Touati Benoukraf, Memorial University of Newfoundland

Abstract

The recent advent of third-generation sequencing technologies brings promise for better characterization of genomic structural variants by virtue of having longer reads. However, long-read applications are still constrained by their high sequencing error rates and low sequencing throughput. Here, we present NanoVar, an optimized structural variant caller utilizing low-depth (8X) whole-genome sequencing data generated by Oxford Nanopore Technologies. NanoVar exhibits higher structural variant calling accuracy when benchmarked against current tools using low-depth simulated datasets.
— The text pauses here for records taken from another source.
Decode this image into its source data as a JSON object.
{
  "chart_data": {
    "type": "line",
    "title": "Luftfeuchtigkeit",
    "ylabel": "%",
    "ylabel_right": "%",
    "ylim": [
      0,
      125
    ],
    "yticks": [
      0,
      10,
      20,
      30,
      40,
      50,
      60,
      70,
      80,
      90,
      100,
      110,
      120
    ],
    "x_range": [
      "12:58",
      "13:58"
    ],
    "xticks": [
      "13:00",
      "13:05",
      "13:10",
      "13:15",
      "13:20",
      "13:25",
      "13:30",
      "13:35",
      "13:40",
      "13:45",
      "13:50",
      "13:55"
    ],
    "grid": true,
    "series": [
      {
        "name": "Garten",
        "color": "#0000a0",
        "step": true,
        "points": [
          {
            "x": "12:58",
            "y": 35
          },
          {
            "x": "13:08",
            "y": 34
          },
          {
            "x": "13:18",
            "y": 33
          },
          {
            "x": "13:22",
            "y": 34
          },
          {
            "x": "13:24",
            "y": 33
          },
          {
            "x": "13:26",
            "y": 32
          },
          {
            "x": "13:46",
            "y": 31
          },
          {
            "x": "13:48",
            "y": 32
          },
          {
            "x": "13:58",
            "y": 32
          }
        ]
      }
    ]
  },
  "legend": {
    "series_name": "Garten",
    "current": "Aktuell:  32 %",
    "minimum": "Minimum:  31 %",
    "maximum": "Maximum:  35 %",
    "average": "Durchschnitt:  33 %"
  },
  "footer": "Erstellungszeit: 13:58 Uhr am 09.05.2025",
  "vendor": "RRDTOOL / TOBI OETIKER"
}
In an acute myeloid leukemia patient cohort, we successfully validate structural variants characterized by NanoVar and uncover normal alternative sequences or alleles present in healthy individuals.

Bio

Touati Benoukraf focused his research on developing computational methods for analysing large (epi)genomic datasets with the aim of delineating novel biological mechanisms in pathophysiology. After a Ph.D. performed at the Aix-Marseille University, he went to Singapore for postdoctoral training. He then gained his scientific independence by being awarded a "Special Fellowship" at the Cancer Science Institute of Singapore, followed by a Canada Research Chair (Tier 2) in Bioinformatics for Personalized Medicine at the Memorial University of Newfoundland.